La Murène tachetée (Gymnothorax moringa) vit le long des côtes tropicales de l'Ouest de l'Atlantique jusqu'aux îles de Sainte-Hélène et de l'Ascension.

La Murène tachetée (Gymnothorax moringa) vit le long des côtes tropicales de l’Ouest de l’Atlantique jusqu’aux îles de Sainte-Hélène et de l’Ascension © Kevin Bryant

La Murène tachetée, Gymnothorax moringa (Cuvier, 1829) appartient à la classe des Actinopterygii, les poissons aux nageoires rayonnées, à l’ordre des Anguilliformes et à la famille des Muraenidae qui compte 16 genres et 211 espèces présentes dans les mers tempérées et tropicales du monde entier.

Le nom du genre Gymnothorax vient du grec “gymnos”, nu, et du latin “thorax”, thorax, poitrine, et se réfère au fait qu’à la différence des anguilles et comme chez toutes les murènes le thorax est nu en raison de l’absence de nageoires pectorales.

Le nom de l’espèce moringa est le diminutif donné localement aux murènes de taille modeste.

Gymnothorax moringa est après Gymnothorax funebris la plus grande murène des Caraïbes et longue jusqu'à 2 m avec une bouche effrayante armée de dents pointues.

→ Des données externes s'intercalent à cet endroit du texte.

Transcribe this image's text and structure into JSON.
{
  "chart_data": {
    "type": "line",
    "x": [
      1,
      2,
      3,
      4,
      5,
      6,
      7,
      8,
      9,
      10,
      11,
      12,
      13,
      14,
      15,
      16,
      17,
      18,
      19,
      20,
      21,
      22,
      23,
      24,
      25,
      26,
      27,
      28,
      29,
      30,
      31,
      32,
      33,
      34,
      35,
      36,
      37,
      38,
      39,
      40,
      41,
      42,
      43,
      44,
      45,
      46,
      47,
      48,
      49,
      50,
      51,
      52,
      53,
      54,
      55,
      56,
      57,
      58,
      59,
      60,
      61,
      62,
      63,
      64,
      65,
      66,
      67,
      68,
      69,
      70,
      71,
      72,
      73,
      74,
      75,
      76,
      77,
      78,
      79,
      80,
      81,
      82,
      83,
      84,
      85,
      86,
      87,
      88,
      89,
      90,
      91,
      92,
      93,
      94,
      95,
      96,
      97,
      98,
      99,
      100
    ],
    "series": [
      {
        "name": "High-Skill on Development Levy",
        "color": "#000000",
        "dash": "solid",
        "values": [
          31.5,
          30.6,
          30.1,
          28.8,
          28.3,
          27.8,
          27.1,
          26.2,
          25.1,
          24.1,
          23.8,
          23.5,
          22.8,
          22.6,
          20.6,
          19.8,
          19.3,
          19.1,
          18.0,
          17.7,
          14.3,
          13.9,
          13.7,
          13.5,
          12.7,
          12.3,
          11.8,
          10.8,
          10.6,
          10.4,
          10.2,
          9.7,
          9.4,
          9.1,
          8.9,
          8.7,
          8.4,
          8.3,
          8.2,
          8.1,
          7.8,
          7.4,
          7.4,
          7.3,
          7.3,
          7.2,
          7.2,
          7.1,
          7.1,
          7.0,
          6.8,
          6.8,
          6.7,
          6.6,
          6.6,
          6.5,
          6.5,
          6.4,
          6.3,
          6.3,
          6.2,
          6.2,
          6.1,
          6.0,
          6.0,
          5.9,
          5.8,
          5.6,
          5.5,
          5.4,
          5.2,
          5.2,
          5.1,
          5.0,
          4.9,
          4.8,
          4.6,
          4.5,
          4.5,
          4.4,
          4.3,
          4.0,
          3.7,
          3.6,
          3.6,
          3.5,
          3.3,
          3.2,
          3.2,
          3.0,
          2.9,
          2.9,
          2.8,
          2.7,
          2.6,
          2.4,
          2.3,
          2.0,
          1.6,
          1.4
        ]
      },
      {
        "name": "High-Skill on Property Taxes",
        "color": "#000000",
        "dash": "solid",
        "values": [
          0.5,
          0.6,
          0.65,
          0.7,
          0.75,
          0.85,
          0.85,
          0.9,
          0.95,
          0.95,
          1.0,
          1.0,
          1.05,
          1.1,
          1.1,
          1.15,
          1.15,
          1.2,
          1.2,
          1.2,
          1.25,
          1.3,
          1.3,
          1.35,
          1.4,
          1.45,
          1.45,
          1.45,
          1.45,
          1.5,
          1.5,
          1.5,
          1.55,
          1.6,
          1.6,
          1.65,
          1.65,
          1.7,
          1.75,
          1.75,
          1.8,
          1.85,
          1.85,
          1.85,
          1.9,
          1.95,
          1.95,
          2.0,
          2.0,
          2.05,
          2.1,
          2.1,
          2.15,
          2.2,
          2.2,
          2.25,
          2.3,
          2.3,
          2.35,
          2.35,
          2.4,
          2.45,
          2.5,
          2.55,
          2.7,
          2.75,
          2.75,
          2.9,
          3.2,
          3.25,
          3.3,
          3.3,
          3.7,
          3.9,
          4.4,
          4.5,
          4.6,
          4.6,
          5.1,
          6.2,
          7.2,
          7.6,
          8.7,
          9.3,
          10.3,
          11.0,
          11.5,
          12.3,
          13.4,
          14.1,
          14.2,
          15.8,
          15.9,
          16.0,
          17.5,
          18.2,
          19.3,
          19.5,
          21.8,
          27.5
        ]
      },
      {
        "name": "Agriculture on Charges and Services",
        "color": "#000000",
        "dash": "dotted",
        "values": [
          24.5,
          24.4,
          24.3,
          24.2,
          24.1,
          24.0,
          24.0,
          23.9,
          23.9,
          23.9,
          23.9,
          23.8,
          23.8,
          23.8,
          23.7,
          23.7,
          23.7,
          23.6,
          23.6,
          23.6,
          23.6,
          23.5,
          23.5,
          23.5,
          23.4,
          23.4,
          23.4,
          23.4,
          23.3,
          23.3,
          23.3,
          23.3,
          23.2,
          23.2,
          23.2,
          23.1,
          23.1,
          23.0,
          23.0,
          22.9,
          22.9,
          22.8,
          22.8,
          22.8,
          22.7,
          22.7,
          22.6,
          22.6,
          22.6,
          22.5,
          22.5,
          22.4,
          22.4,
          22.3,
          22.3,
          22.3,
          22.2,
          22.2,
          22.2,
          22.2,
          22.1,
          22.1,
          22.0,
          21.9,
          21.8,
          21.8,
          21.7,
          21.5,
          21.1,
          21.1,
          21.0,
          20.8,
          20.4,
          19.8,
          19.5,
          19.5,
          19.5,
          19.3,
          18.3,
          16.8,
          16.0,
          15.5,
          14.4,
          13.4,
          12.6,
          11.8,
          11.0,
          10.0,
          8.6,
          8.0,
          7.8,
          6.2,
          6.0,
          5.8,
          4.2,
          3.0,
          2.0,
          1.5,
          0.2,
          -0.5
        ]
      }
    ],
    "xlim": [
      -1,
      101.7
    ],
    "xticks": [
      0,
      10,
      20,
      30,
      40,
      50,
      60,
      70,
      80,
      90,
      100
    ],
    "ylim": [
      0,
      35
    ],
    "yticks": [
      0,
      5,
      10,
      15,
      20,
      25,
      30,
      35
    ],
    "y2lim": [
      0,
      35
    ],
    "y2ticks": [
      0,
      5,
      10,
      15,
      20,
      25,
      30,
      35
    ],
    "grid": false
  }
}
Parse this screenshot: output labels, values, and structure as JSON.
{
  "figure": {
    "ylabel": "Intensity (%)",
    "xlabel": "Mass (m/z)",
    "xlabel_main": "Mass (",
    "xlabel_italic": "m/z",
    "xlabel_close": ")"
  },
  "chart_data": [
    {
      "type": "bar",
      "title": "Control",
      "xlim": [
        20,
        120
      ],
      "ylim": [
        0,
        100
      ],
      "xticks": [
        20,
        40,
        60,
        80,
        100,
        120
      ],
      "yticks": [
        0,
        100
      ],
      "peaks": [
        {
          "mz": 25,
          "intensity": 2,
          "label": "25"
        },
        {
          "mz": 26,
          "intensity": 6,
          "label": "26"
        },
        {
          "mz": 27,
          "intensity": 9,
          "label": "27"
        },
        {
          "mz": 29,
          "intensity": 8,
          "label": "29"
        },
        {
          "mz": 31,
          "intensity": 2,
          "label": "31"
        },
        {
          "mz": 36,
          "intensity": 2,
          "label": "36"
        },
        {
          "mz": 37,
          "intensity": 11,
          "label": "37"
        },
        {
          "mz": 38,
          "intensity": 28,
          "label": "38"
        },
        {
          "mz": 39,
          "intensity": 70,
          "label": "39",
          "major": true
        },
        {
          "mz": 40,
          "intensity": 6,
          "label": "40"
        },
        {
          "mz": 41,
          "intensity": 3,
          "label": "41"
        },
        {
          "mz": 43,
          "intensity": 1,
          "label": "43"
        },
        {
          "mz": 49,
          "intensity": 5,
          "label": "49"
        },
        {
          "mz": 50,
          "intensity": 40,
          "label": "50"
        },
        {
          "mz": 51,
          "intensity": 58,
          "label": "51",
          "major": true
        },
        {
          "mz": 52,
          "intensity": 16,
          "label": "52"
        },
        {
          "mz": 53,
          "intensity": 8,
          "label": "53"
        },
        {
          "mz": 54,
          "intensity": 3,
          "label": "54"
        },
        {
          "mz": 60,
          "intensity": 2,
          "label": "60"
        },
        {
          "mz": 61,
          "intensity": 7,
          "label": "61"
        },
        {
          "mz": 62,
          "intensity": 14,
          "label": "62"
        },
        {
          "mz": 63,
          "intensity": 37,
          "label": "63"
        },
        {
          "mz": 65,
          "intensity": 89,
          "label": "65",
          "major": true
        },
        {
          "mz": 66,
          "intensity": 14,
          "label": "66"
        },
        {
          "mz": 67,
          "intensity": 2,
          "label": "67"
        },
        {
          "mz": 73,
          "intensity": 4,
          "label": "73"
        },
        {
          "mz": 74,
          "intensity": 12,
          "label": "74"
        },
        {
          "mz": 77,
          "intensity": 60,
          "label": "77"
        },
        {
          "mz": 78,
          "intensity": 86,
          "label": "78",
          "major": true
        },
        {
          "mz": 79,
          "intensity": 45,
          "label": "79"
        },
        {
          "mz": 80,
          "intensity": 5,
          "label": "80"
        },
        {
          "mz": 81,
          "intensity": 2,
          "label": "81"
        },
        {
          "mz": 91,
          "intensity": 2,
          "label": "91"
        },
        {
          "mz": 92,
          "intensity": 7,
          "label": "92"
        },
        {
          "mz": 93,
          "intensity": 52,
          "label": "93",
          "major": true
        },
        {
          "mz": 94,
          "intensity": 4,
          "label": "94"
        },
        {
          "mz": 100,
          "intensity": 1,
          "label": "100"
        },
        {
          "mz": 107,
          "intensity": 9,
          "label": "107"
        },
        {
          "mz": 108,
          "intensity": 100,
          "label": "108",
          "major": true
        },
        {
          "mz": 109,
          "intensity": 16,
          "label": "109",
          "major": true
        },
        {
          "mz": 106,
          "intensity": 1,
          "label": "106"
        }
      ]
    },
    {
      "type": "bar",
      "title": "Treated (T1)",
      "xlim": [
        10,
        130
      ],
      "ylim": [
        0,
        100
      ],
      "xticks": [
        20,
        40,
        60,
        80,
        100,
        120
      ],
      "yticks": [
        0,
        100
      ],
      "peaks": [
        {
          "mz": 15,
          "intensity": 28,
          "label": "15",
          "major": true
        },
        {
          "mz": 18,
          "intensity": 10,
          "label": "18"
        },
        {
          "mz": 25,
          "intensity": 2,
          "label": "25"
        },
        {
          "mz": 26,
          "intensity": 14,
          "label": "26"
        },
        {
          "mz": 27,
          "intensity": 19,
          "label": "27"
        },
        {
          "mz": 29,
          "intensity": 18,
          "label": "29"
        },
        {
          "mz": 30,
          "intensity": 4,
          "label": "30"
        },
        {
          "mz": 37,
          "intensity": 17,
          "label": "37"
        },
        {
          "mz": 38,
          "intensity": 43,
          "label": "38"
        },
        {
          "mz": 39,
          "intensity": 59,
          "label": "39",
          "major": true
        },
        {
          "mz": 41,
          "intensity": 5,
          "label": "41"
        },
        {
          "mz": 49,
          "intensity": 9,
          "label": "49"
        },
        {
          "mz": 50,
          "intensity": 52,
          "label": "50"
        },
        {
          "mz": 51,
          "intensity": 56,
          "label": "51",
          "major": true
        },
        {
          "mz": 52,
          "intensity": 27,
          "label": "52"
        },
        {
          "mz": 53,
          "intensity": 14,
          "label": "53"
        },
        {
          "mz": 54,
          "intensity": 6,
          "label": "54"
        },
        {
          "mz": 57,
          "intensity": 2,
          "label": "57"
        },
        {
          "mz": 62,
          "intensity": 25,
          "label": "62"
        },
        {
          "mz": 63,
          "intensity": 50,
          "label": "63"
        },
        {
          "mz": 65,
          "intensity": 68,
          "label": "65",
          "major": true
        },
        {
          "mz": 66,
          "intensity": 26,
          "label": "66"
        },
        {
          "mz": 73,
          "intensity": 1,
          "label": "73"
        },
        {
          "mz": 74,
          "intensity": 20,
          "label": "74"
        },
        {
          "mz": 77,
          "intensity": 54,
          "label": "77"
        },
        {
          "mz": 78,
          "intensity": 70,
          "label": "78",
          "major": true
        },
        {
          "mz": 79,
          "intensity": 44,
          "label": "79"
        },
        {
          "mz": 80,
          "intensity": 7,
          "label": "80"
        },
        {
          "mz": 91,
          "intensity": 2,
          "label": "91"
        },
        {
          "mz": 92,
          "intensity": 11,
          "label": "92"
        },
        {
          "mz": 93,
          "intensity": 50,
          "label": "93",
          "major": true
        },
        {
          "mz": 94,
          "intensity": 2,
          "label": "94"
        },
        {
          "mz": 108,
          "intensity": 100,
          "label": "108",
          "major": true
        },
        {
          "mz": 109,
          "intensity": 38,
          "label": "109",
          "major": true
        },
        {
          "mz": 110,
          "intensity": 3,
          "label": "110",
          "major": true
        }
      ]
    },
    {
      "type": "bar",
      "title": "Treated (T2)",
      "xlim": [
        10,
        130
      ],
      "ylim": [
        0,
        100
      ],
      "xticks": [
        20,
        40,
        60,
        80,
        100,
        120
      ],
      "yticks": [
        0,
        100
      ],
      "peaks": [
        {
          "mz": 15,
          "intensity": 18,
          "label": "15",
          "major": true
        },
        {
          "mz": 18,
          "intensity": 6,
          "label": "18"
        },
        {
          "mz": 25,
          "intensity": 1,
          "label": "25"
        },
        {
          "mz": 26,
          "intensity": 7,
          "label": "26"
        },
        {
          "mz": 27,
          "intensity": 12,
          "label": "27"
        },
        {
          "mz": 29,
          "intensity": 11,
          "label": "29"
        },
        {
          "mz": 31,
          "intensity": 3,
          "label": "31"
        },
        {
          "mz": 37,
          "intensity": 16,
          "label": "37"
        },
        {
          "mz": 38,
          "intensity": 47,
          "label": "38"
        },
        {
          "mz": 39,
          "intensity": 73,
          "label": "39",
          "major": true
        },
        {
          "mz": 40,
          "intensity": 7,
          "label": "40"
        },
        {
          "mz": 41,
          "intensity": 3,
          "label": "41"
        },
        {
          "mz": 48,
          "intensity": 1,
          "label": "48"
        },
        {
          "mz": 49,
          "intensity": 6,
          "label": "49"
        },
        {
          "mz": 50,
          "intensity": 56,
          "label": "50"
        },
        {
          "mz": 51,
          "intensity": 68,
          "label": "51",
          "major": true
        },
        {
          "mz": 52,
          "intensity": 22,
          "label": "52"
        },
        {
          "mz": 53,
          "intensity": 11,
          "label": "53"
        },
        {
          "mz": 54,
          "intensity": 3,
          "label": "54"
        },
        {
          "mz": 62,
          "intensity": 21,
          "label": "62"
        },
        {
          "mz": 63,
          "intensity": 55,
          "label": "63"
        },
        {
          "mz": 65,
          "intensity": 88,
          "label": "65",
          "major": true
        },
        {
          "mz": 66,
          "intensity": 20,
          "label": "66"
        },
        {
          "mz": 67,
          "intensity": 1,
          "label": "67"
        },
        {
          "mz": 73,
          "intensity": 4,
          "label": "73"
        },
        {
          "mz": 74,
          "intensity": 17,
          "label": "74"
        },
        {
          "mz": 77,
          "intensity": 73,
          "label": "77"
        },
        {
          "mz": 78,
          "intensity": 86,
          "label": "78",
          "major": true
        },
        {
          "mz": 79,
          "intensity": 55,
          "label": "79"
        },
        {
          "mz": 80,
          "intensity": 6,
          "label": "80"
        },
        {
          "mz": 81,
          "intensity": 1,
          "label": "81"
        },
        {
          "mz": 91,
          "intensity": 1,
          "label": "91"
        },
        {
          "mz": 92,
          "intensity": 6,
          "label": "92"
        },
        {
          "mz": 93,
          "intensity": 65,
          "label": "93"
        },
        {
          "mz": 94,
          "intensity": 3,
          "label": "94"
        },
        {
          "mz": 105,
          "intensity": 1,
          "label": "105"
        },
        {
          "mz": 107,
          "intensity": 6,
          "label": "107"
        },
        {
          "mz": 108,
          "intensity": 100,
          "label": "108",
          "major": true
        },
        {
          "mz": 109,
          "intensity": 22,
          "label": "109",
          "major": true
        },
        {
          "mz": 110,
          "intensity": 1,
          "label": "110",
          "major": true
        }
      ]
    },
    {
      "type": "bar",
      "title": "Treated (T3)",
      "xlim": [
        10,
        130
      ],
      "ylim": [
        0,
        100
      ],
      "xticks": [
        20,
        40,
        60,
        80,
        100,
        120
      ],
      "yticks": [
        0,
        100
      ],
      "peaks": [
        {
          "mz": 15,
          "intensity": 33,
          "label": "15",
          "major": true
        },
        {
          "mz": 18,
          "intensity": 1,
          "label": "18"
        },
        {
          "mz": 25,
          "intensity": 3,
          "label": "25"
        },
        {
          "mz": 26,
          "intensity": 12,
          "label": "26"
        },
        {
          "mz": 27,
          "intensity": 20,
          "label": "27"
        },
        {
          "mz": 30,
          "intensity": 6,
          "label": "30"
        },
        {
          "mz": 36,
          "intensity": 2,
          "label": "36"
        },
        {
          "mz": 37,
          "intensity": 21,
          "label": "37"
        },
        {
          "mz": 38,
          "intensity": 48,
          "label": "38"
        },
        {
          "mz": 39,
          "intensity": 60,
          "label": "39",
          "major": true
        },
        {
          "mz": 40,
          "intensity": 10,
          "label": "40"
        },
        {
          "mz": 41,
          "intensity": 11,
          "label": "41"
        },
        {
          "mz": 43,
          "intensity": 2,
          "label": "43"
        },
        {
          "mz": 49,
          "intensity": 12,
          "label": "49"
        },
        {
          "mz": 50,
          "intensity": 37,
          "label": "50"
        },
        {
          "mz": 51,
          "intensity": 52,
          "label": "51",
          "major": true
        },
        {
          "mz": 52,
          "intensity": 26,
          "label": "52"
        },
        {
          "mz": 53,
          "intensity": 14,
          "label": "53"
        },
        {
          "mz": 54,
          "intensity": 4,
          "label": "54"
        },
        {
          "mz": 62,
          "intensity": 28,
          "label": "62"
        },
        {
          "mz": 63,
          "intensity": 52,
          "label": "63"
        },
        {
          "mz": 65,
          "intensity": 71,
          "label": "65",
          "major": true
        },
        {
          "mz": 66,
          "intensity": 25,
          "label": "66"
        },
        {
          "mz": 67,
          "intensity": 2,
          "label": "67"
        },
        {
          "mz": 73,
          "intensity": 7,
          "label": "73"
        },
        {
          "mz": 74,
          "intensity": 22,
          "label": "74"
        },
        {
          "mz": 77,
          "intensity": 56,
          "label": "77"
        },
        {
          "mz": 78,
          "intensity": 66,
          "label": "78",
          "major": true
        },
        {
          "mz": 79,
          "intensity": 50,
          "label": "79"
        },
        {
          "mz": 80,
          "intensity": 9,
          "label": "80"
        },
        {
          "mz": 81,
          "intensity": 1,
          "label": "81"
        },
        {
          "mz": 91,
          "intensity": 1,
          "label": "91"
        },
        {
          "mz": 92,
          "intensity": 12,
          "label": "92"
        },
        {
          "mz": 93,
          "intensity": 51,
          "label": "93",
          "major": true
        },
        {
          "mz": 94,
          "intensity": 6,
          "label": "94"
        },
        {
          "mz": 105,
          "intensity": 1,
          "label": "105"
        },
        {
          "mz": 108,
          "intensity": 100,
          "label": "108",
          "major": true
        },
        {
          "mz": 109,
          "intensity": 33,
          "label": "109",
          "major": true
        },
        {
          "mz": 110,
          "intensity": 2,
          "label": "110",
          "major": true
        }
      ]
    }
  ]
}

Elle est après Gymnothorax funebris la plus grande murène des Caraïbes et peut atteindre 2 m avec une bouche effrayante armée de longues dents pointues © Allison & Carlos Estape

Zoogéographie

La Murène tachetée est présente dans les eaux tropicales et subtropicales des côtes atlantiques américaines depuis la Caroline du Nord et les Bermudes au golfe du Mexique, puis dans toute l’Amérique centrale et les Antilles et jusqu’aux Guyanes et au Brésil.

Emportées par les courants les larves ont ensuite atteint l’archipel de Trindade et MartimVaz, à 1.200 km du continent, et enfin, au milieu de l’ Atlantique, les îles de Sainte-Hélène et de l’Ascension.

Écologie-Habitat

Une seconde mâchoire interne mobile, dite pharyngée, accroche, positionne et entraîne vers son ventre les proies même les plus grosses que Gymnothorax moringa avale entières.

Une seconde mâchoire interne mobile, dite pharyngée, accroche, positionne et entraîne vers son ventre les proies même les plus grosses qu’elle avale entières © Allison & Carlos Estape

Gymnothorax moringa est une espèce benthique souvent présente dans les crevasses des récifs et les zones rocheuses où elle vit seule, en général dans des eaux peu profondes, à pas plus de 35 m, bien qu’on l’ait vue à 200 m et que certains auteurs parlent de 300 m.

Elle fréquente les prairies sous-marines de phanérogames mais évite les eaux troubles des ports et des baies.

Morphophysiologie

Gymnothorax moringa est après Gymnothorax funebris la plus grande murène des Caraïbes.

La nage de Gymnothorax moringa est ondulatoire grâce à une crête cutanée élevée. Ici elle va mordre une Azurina multilineata qu'elle a localisée dans l'obscurité de la nuit avec son odorant très fin.

Sa nage est ondulatoire grâce à une crête cutanée élevée. Ici elle va mordre une Azurina multilineata qu’elle a localisée dans l’obscurité de la nuit avec son odorat très fin © Karine Marangon

Elle peut en effet dépasser 2 m de long avec un poids maximal attesté de 2,5 kg bien que sa taille courante, de beaucoup inférieure, se situe autour de 60 à 75 cm.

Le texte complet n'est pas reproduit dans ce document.